Pertamina Sesuaikan Harga BBM Non-Subsidi, Cek Rincian Penurunan Per 1 Januari 2026
PT Pertamina (Persero) secara resmi mengumumkan penyesuaian harga untuk Bahan Bakar Minyak (BBM) non-subsidi di seluruh wilayah Indonesia, yang berlaku mulai tanggal 1 Januari 2026. Langkah ini disambut baik oleh para pengendara, terutama di hari pertama tahun baru, mengingat beberapa jenis BBM unggulan mengalami penurunan harga yang cukup substansial.
Corporate Secretary Pertamina Patra Niaga, Robert Dumatubun, menjelaskan bahwa penyesuaian harga ini merupakan respons strategis terhadap fluktuasi harga minyak dunia yang tercatat melalui Mean of Platts Singapore (MOPS) atau Argus, serta mempertimbangkan pergerakan nilai tukar rupiah. Pertamina menegaskan komitmennya untuk senantiasa menjaga daya saing harga produk non-subsidi agar tetap terjangkau oleh masyarakat.
Penurunan Signifikan pada Kategori Mesin Diesel
Koreksi harga yang paling mencolok terlihat pada segmen BBM untuk mesin diesel. Pertamina DEX, salah satu produk unggulan untuk mesin diesel, kini dapat diperoleh dengan harga Rp13.600 per liter. Angka ini merupakan penurunan yang cukup drastis dari harga sebelumnya yang mencapai Rp15.000 per liter.
Tidak ketinggalan, Dexlite juga mengalami perbaikan harga yang signifikan. Dengan penurunan sebesar Rp1.200 per liter, masyarakat kini dapat membeli Dexlite dengan harga Rp13.500 per liter. Penyesuaian ini diharapkan dapat meringankan beban biaya operasional bagi para pengguna kendaraan diesel.
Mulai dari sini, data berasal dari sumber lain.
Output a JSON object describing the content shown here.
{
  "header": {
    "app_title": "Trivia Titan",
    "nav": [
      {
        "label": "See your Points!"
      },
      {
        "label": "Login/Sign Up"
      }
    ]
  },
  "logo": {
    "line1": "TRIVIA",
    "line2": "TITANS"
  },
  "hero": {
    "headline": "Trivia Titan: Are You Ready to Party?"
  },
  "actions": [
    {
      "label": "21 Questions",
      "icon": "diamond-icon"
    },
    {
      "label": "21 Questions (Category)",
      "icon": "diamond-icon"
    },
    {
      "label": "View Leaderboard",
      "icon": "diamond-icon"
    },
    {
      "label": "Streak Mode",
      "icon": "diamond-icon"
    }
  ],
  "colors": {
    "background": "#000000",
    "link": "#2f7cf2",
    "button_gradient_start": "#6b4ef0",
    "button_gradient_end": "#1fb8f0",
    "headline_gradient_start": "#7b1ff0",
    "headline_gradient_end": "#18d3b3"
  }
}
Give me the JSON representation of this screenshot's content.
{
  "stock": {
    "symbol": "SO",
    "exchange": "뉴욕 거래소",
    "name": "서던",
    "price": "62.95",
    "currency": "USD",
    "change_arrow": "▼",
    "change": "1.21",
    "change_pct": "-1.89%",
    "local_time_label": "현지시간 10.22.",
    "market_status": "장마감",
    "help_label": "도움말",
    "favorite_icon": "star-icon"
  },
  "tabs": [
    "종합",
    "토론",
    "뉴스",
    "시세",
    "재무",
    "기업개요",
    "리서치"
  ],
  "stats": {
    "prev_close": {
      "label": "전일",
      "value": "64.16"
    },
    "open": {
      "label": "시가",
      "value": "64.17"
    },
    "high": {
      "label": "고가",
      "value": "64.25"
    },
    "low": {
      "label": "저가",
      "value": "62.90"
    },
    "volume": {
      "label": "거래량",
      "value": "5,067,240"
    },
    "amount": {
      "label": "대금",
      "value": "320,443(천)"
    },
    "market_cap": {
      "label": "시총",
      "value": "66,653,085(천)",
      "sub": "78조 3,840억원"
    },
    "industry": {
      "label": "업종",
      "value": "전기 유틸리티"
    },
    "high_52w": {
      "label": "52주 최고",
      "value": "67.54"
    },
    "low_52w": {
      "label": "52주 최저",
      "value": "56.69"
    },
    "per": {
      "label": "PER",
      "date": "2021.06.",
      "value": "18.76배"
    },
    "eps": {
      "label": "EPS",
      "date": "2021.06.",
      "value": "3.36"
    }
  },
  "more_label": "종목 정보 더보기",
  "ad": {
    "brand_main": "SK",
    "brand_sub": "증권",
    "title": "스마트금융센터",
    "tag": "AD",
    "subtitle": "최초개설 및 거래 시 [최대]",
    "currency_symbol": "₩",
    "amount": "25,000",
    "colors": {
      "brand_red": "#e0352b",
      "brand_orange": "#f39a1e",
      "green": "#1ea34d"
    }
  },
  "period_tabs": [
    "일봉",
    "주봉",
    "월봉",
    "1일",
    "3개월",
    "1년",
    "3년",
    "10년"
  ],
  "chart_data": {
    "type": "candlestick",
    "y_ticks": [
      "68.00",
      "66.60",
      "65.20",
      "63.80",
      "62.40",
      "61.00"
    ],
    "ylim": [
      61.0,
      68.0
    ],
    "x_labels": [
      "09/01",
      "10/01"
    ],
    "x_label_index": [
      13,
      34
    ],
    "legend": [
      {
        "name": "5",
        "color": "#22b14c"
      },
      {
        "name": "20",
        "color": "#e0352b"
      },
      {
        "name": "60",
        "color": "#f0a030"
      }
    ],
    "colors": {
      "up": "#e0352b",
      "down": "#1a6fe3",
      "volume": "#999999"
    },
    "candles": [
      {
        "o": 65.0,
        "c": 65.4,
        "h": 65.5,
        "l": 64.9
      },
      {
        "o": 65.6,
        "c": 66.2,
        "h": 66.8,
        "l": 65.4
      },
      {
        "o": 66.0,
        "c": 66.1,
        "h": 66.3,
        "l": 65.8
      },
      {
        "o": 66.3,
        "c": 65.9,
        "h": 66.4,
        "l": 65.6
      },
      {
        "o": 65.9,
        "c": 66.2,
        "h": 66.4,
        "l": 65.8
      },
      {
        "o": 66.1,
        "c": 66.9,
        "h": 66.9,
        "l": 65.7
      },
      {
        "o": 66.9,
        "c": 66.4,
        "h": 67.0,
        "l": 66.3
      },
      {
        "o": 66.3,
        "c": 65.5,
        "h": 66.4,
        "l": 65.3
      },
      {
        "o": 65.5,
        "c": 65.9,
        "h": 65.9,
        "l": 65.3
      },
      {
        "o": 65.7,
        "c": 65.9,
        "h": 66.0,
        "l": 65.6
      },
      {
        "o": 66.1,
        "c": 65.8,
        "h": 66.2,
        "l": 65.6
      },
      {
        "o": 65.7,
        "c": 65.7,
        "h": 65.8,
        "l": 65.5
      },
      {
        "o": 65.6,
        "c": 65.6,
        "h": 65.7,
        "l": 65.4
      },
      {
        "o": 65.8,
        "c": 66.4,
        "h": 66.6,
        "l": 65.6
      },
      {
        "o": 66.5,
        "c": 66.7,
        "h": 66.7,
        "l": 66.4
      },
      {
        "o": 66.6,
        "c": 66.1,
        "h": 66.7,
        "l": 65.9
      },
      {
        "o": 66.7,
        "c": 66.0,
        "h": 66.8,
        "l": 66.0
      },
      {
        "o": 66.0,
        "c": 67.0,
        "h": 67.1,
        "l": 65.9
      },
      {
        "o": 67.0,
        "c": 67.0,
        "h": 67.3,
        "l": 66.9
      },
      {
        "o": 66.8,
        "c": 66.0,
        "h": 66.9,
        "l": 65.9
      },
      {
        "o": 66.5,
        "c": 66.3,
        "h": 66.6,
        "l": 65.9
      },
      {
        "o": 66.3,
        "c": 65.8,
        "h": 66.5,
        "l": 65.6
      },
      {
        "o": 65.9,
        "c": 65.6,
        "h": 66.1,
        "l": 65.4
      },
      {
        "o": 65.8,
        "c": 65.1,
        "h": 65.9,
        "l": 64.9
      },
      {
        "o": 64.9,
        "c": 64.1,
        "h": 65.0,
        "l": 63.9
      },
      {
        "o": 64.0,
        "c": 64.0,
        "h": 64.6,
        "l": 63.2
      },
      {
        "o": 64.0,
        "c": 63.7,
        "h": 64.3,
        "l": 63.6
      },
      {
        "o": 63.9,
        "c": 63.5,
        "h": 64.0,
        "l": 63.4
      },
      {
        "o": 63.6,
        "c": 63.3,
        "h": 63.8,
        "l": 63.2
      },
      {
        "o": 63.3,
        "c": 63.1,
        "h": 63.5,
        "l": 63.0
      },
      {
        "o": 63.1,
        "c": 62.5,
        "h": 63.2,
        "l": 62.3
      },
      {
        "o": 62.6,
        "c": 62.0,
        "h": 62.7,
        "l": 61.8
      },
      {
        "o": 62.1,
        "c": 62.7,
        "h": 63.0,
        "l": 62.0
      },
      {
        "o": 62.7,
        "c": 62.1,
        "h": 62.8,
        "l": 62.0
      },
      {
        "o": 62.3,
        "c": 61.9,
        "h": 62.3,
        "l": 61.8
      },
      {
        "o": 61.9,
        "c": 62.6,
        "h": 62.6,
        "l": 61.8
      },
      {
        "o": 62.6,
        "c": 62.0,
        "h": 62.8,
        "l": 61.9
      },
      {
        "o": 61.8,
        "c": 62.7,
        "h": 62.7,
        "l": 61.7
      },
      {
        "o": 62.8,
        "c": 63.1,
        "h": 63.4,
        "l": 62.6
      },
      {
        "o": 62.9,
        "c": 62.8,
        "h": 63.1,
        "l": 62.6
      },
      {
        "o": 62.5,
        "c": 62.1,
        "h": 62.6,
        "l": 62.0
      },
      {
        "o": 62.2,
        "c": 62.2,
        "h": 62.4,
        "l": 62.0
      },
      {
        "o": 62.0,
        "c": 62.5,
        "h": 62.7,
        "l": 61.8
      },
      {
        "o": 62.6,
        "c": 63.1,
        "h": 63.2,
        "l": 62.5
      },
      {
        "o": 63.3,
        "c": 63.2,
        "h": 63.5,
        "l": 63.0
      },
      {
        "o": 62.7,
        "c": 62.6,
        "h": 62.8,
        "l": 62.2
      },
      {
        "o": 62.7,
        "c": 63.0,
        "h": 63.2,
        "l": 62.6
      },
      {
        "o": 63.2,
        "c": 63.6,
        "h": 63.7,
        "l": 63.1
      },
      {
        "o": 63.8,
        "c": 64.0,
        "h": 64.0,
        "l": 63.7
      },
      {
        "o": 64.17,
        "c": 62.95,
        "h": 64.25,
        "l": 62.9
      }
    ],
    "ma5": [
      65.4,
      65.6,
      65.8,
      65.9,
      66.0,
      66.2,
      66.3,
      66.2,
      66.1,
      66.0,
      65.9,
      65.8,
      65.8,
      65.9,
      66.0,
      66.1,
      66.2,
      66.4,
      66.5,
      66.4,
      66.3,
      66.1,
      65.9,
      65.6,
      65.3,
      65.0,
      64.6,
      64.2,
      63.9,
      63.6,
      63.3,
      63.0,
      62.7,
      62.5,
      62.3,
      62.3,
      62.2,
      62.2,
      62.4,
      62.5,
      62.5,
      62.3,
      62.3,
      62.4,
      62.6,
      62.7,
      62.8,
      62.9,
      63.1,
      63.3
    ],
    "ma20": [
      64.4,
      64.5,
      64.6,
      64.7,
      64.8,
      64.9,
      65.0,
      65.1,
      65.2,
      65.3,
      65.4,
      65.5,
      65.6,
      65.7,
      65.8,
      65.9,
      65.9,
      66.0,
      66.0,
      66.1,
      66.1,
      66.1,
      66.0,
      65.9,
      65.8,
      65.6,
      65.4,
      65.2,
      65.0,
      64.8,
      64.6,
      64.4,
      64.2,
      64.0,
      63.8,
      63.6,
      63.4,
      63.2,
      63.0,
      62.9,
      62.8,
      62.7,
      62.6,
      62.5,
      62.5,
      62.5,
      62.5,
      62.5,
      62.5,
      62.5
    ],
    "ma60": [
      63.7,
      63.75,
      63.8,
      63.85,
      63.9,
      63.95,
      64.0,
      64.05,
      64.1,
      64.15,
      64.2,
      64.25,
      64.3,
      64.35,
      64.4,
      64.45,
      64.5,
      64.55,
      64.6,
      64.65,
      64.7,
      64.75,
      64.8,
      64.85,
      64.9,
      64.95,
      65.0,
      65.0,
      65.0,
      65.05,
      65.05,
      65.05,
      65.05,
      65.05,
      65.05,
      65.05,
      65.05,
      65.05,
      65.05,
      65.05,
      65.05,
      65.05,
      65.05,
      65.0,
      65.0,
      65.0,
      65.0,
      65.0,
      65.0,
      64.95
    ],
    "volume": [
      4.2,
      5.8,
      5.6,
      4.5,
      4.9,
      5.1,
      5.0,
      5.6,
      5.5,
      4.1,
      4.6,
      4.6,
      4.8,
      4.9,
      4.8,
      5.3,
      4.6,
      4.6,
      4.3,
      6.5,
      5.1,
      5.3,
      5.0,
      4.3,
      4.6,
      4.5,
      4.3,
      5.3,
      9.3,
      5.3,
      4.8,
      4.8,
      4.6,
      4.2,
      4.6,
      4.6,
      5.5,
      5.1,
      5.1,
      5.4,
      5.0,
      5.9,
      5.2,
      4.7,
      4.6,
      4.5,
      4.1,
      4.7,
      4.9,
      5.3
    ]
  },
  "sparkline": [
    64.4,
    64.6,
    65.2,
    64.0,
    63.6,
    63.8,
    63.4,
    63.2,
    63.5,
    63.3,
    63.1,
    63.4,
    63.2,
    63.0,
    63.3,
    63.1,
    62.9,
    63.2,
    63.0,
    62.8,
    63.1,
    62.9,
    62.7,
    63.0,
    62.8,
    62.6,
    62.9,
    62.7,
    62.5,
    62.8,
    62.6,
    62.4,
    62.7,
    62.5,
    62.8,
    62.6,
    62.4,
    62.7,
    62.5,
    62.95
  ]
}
Perubahan Harga pada Pertamax Series
Bagi para pengguna kendaraan bermesin bensin, kabar baik juga datang dengan adanya penyesuaian harga pada lini Pertamax Series. Pertamax dengan Research Octane Number (RON) 92, yang sebelumnya dijual seharga Rp12.750 per liter, kini mengalami penurunan menjadi Rp12.350 per liter.
Varian yang memiliki angka oktan lebih tinggi, Pertamax Green 95, kini dibanderol dengan harga Rp13.150 per liter. Sementara itu, Pertamax Turbo (RON 98), yang dikenal sebagai bahan bakar performa tinggi, kini harganya menjadi Rp13.400 per liter. Penyesuaian ini memberikan pilihan yang lebih variatif dan kompetitif bagi konsumen BBM bensin.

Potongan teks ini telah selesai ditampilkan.